A Chapter 11 bankruptcy filing by film and bag extruder Orange Plastics LLC should be a temporary resting stop before the firm is auctioned off later this month.
The Compton, Calif.-based company will be the subject of a court-sanctioned bidding process that should keep its doors open, Orange Plastics lawyer Ronald Leibow said Oct. 8. Some creditors might be left hanging, but the company's survival would be assured.
One bidder - which recently purchased a bag plant from Plassein International Corp. - already has stepped forward, Leibow said. Polyethylene film producer EuroPackaging plc of Birmingham, England, has placed a $9.63 million bid for the company and is the leading candidate to purchase it, he said.
EuroPackaging negotiated with Orange before the Chapter 11 filing, Leibow said. That stalking-horse bid, an offer accepted by the selling company before official bidding begins, can be trumped by another potential buyer willing to pay a higher price.
No other parties have stepped forward yet, Leibow said, adding that he hopes to have the company out of bankruptcy and with a new owner in 30 days. A court-supervised auction is set for Oct. 28.
``[EuroPackaging] is offering as good a price as we think we'll be able to get,'' Leibow said. ``The [Chapter 11] filing was primarily to get the breathing room needed to sell the assets and enable the business to continue.''
Orange Plastics filed for protection Oct. 6 after fighting a slow economy and competition from Asian bag manufacturers. The company is one of North America's larger makers of grocery and merchandise bags and also makes industrial liners and pallet wrap. The PE film producer recorded sales of about $50 million last year and employs 187.
The company has more than 200 creditors, according to documents filed in U.S. Bankruptcy Court in Los Angeles. The largest claim is by ExxonMobil Chemical Co., with a disputed claim of $4.28 million. Other resin suppliers, compounders and even several film-extrusion competitors are listed among the unsecured claimants.

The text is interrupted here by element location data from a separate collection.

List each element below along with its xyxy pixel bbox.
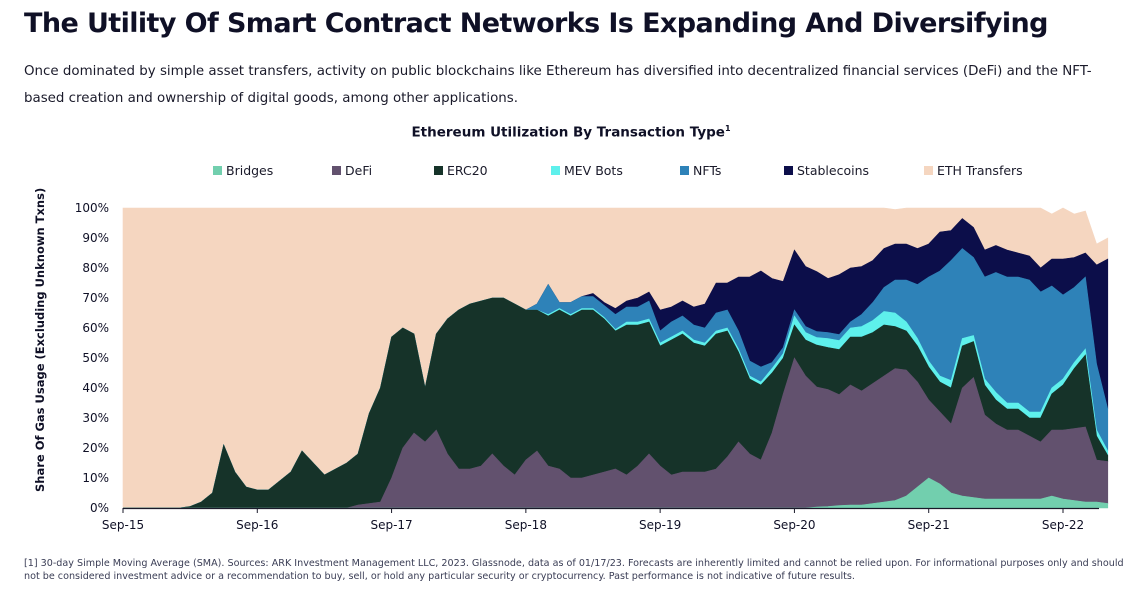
y-tick-label: 100% <box>75 201 109 215</box>
legend-swatch <box>680 166 689 175</box>
legend-item-mev-bots: MEV Bots <box>551 163 623 178</box>
legend-item-bridges: Bridges <box>213 163 273 178</box>
legend-swatch <box>784 166 793 175</box>
legend-item-nfts: NFTs <box>680 163 721 178</box>
chart-title: Ethereum Utilization By Transaction Type… <box>0 124 1142 141</box>
legend-swatch <box>434 166 443 175</box>
legend-swatch <box>551 166 560 175</box>
y-tick-label: 10% <box>82 471 109 485</box>
y-tick-label: 20% <box>82 441 109 455</box>
legend-label: ETH Transfers <box>937 163 1023 178</box>
legend-swatch <box>924 166 933 175</box>
legend-label: DeFi <box>345 163 373 178</box>
page-subtitle: Once dominated by simple asset transfers… <box>24 64 1092 106</box>
x-tick-label: Sep-19 <box>639 518 681 532</box>
y-tick-label: 40% <box>82 381 109 395</box>
legend-item-stablecoins: Stablecoins <box>784 163 869 178</box>
x-tick-label: Sep-17 <box>370 518 412 532</box>
chart-title-text: Ethereum Utilization By Transaction Type <box>411 124 725 141</box>
x-tick-label: Sep-22 <box>1042 518 1084 532</box>
y-tick-label: 0% <box>90 501 109 515</box>
legend-item-defi: DeFi <box>332 163 372 178</box>
chart-title-footnote-marker: 1 <box>724 124 731 133</box>
chart-legend: Bridges DeFi ERC20 MEV Bots NFTs Stablecoins E… <box>0 163 1142 181</box>
footnote: [1] 30-day Simple Moving Average (SMA). … <box>24 558 1124 582</box>
legend-label: ERC20 <box>447 163 488 178</box>
legend-label: Stablecoins <box>797 163 870 178</box>
y-tick-label: 70% <box>82 291 109 305</box>
y-tick-label: 50% <box>82 351 109 365</box>
y-tick-label: 80% <box>82 261 109 275</box>
x-tick-label: Sep-15 <box>102 518 144 532</box>
legend-label: NFTs <box>693 163 722 178</box>
x-tick-label: Sep-18 <box>505 518 547 532</box>
legend-item-erc20: ERC20 <box>434 163 488 178</box>
legend-swatch <box>213 166 222 175</box>
page-title: The Utility Of Smart Contract Networks I… <box>24 8 1048 39</box>
x-tick-label: Sep-21 <box>908 518 950 532</box>
chart-areas <box>122 207 1109 509</box>
chart-axes: Sep-15 Sep-16 Sep-17 Sep-18 Sep-19 Sep-20 Sep-… <box>75 201 1099 532</box>
y-tick-label: 60% <box>82 321 109 335</box>
legend-label: Bridges <box>226 163 274 178</box>
legend-swatch <box>332 166 341 175</box>
x-tick-label: Sep-20 <box>773 518 815 532</box>
legend-label: MEV Bots <box>564 163 623 178</box>
y-tick-label: 30% <box>82 411 109 425</box>
y-tick-label: 90% <box>82 231 109 245</box>
x-tick-label: Sep-16 <box>236 518 278 532</box>
legend-item-eth-transfers: ETH Transfers <box>924 163 1023 178</box>
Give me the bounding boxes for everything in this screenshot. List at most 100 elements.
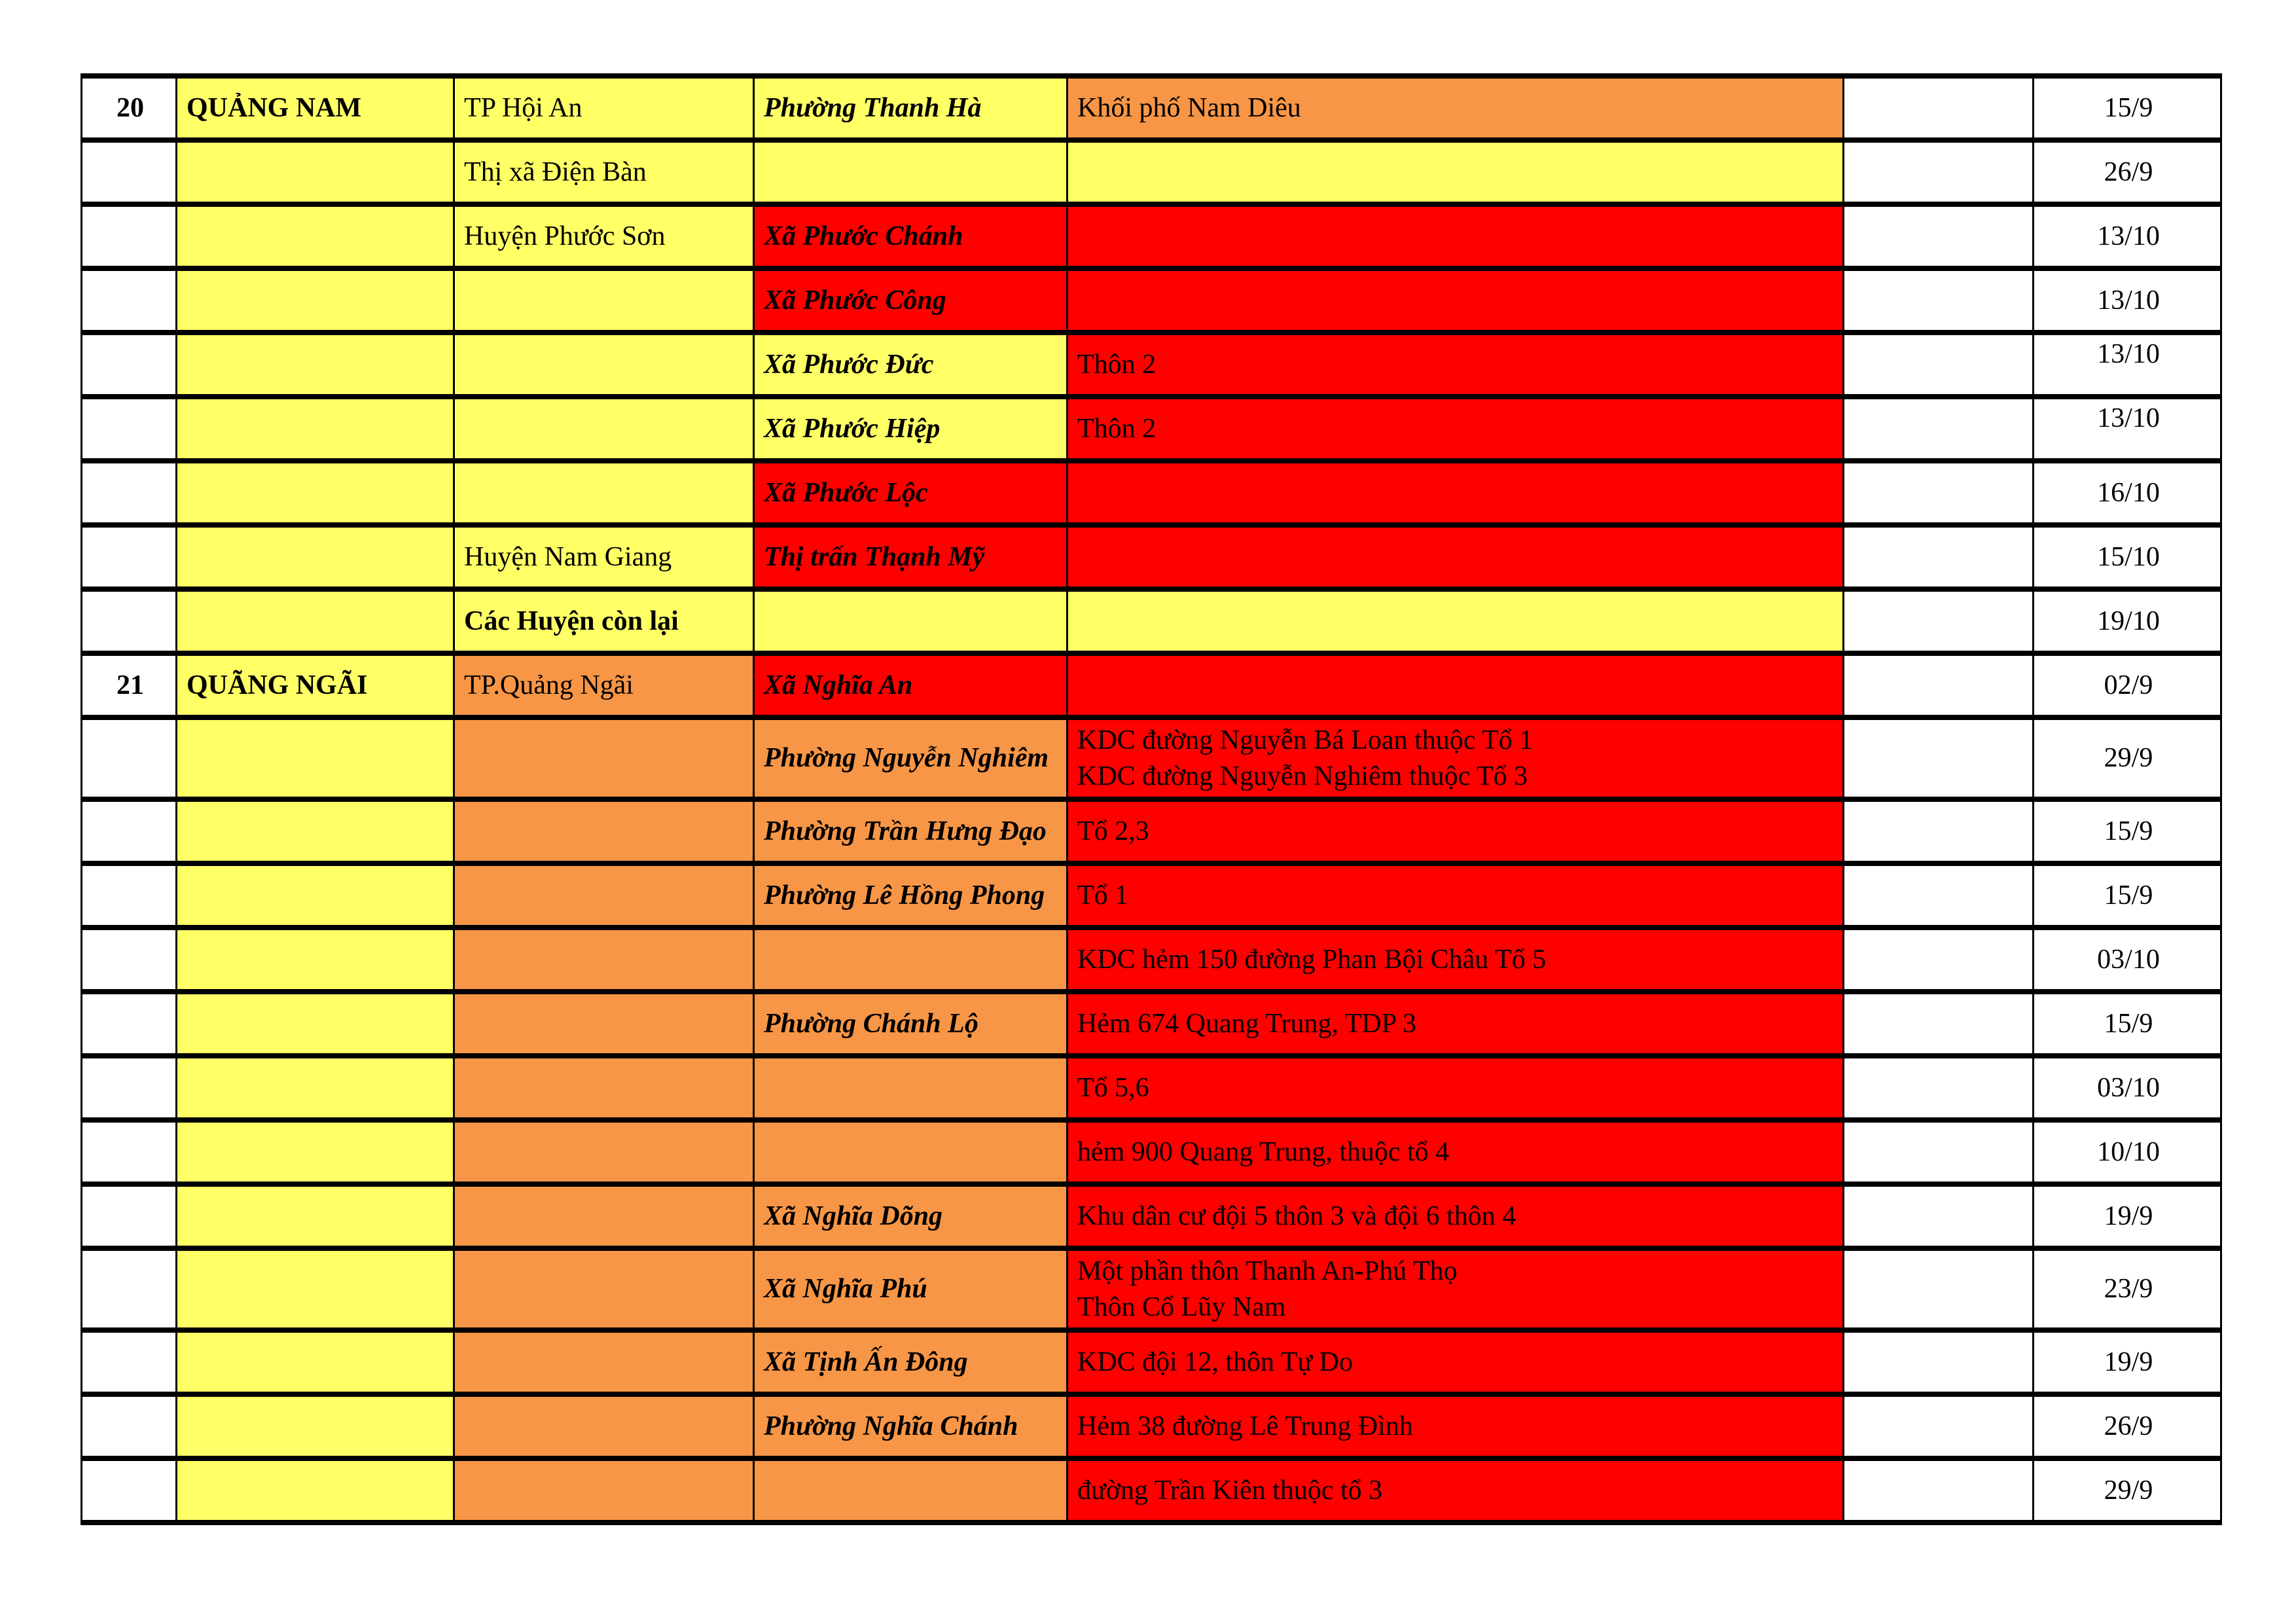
- cell-district-row6: [453, 394, 755, 463]
- cell-detail-row11: KDC đường Nguyễn Bá Loan thuộc Tổ 1 KDC …: [1066, 714, 1844, 803]
- cell-gap-row14: [1842, 925, 2034, 995]
- cell-district-row7: [453, 458, 755, 528]
- cell-province-row10: QUÃNG NGÃI: [175, 651, 455, 720]
- cell-detail-row15: Hẻm 674 Quang Trung, TDP 3: [1066, 989, 1844, 1059]
- cell-detail-row16: Tổ 5,6: [1066, 1053, 1844, 1123]
- cell-detail-row10: [1066, 651, 1844, 720]
- cell-gap-row2: [1842, 137, 2034, 207]
- cell-date-row9: 19/10: [2032, 586, 2222, 656]
- cell-no-row5: [81, 330, 177, 399]
- cell-ward-row4: Xã Phước Công: [753, 266, 1068, 335]
- cell-gap-row16: [1842, 1053, 2034, 1123]
- cell-gap-row5: [1842, 330, 2034, 399]
- cell-detail-row18: Khu dân cư đội 5 thôn 3 và đội 6 thôn 4: [1066, 1182, 1844, 1252]
- cell-district-row14: [453, 925, 755, 995]
- cell-date-row1: 15/9: [2032, 73, 2222, 143]
- cell-gap-row11: [1842, 714, 2034, 803]
- cell-province-row3: [175, 202, 455, 271]
- cell-detail-row22: đường Trần Kiên thuộc tổ 3: [1066, 1456, 1844, 1526]
- cell-detail-row17: hẻm 900 Quang Trung, thuộc tổ 4: [1066, 1117, 1844, 1187]
- cell-detail-row3: [1066, 202, 1844, 271]
- cell-district-row5: [453, 330, 755, 399]
- cell-date-row17: 10/10: [2032, 1117, 2222, 1187]
- cell-date-row11: 29/9: [2032, 714, 2222, 803]
- cell-gap-row7: [1842, 458, 2034, 528]
- cell-date-row4: 13/10: [2032, 266, 2222, 335]
- cell-detail-row12: Tổ 2,3: [1066, 797, 1844, 867]
- cell-no-row7: [81, 458, 177, 528]
- table-row: Phường Nghĩa Chánh Hẻm 38 đường Lê Trung …: [81, 1392, 2222, 1462]
- cell-province-row13: [175, 861, 455, 931]
- table-row: Thị xã Điện Bàn 26/9: [81, 137, 2222, 207]
- table-row: Phường Trần Hưng Đạo Tổ 2,3 15/9: [81, 797, 2222, 867]
- cell-district-row18: [453, 1182, 755, 1252]
- cell-no-row18: [81, 1182, 177, 1252]
- cell-no-row2: [81, 137, 177, 207]
- cell-district-row19: [453, 1246, 755, 1333]
- table-row: Xã Phước Công 13/10: [81, 266, 2222, 335]
- table-row: KDC hẻm 150 đường Phan Bội Châu Tổ 5 03/1…: [81, 925, 2222, 995]
- cell-district-row17: [453, 1117, 755, 1187]
- table-row: Xã Nghĩa Phú Một phần thôn Thanh An-Phú T…: [81, 1246, 2222, 1333]
- cell-no-row6: [81, 394, 177, 463]
- cell-detail-row14: KDC hẻm 150 đường Phan Bội Châu Tổ 5: [1066, 925, 1844, 995]
- cell-date-row5: 13/10: [2032, 330, 2222, 399]
- cell-province-row1: QUẢNG NAM: [175, 73, 455, 143]
- cell-district-row3: Huyện Phước Sơn: [453, 202, 755, 271]
- cell-district-row2: Thị xã Điện Bàn: [453, 137, 755, 207]
- cell-gap-row3: [1842, 202, 2034, 271]
- table-row: Các Huyện còn lại 19/10: [81, 586, 2222, 656]
- cell-gap-row8: [1842, 522, 2034, 592]
- table-row: Huyện Nam Giang Thị trấn Thạnh Mỹ 15/10: [81, 522, 2222, 592]
- cell-no-row21: [81, 1392, 177, 1462]
- cell-gap-row20: [1842, 1327, 2034, 1398]
- cell-province-row4: [175, 266, 455, 335]
- table-row: Xã Phước Đức Thôn 2 13/10: [81, 330, 2222, 399]
- cell-date-row15: 15/9: [2032, 989, 2222, 1059]
- cell-district-row22: [453, 1456, 755, 1526]
- table-row: Tổ 5,6 03/10: [81, 1053, 2222, 1123]
- cell-no-row8: [81, 522, 177, 592]
- cell-province-row22: [175, 1456, 455, 1526]
- table-row: Xã Phước Lộc 16/10: [81, 458, 2222, 528]
- cell-detail-row1: Khối phố Nam Diêu: [1066, 73, 1844, 143]
- cell-gap-row19: [1842, 1246, 2034, 1333]
- cell-detail-row13: Tổ 1: [1066, 861, 1844, 931]
- cell-district-row9: Các Huyện còn lại: [453, 586, 755, 656]
- cell-no-row11: [81, 714, 177, 803]
- cell-ward-row19: Xã Nghĩa Phú: [753, 1246, 1068, 1333]
- cell-province-row12: [175, 797, 455, 867]
- cell-ward-row14: [753, 925, 1068, 995]
- cell-gap-row13: [1842, 861, 2034, 931]
- cell-no-row15: [81, 989, 177, 1059]
- cell-ward-row5: Xã Phước Đức: [753, 330, 1068, 399]
- cell-district-row8: Huyện Nam Giang: [453, 522, 755, 592]
- cell-ward-row11: Phường Nguyễn Nghiêm: [753, 714, 1068, 803]
- table-row: 20 QUẢNG NAM TP Hội An Phường Thanh Hà Khối …: [81, 73, 2222, 143]
- cell-district-row16: [453, 1053, 755, 1123]
- cell-province-row17: [175, 1117, 455, 1187]
- cell-ward-row15: Phường Chánh Lộ: [753, 989, 1068, 1059]
- cell-province-row20: [175, 1327, 455, 1398]
- cell-district-row12: [453, 797, 755, 867]
- cell-date-row16: 03/10: [2032, 1053, 2222, 1123]
- table-body: 20 QUẢNG NAM TP Hội An Phường Thanh Hà Khối …: [81, 73, 2222, 1526]
- cell-province-row6: [175, 394, 455, 463]
- table-row: hẻm 900 Quang Trung, thuộc tổ 4 10/10: [81, 1117, 2222, 1187]
- cell-province-row5: [175, 330, 455, 399]
- cell-ward-row21: Phường Nghĩa Chánh: [753, 1392, 1068, 1462]
- cell-date-row10: 02/9: [2032, 651, 2222, 720]
- cell-date-row13: 15/9: [2032, 861, 2222, 931]
- cell-date-row21: 26/9: [2032, 1392, 2222, 1462]
- cell-district-row21: [453, 1392, 755, 1462]
- cell-gap-row15: [1842, 989, 2034, 1059]
- cell-date-row18: 19/9: [2032, 1182, 2222, 1252]
- cell-district-row10: TP.Quảng Ngãi: [453, 651, 755, 720]
- cell-province-row2: [175, 137, 455, 207]
- table-row: Phường Chánh Lộ Hẻm 674 Quang Trung, TDP …: [81, 989, 2222, 1059]
- cell-province-row19: [175, 1246, 455, 1333]
- cell-gap-row17: [1842, 1117, 2034, 1187]
- cell-province-row15: [175, 989, 455, 1059]
- cell-province-row16: [175, 1053, 455, 1123]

Orange Plastics owes more than $10 million in unsecured debt and another $12 million in secured liabilities, Leibow said.
The firm was founded in 1990 as part of extruder Apple & Orange Plastics Inc. The companies split 10 years later, when a group of investors, including President and Chief Executive Officer Salim Bana, purchased a majority share of Orange.
Bana did not return a telephone call seeking comment.
Apple Plastics President Gary Duboff retained a 46 percent of Orange, according to several sources familiar with the company, but did not share in day-to-day company operation.
In 2001, Orange purchased a second PE bag facility in Crittenden, Ky., from Joseph Edward Co. But in January of this year, manufacturing at that facility was shuttered and 64 workers were laid off. A company asset sale will not include that operation, which will remain closed, Leibow said.
Orange's sales have plunged during the past several years due to a variety of difficult market conditions, Leibow said. ``It all came crashing down,'' he said.
The company bought the 50,000-square-foot Kentucky site at the wrong time, said Thomas Blaige, chief executive officer of Chicago-based investment firm Thomas Blaige & Co. LLC, who follows the film market.
``Orange exemplified some of the risk in mergers and acquisitions,'' he said. ``If you expand too quickly, borrow and make wrong acquisitions rather than advancing the success of your business, it can cause a tremendous setback or cause the business to fail.''
Competitive pressures also are high in the film sector. ``A lot of film companies are on the bubble right now,'' Blaige said.
Buying Orange would mark EuroPackaging's second move into the North American market. In June the company bought a Salem, N.H., plant that makes coextruded PE bags from Plassein.
EuroPackaging is a major maker of bags and paper packaging in Europe and Asia, with sales of about $250 million last year. Officials were unavailable for comment last week. EuroPackaging plans to buy the Orange Plastics name and maintain the operation in Compton, Leibow said.
``Orange will keep running, but in a new way,'' he said.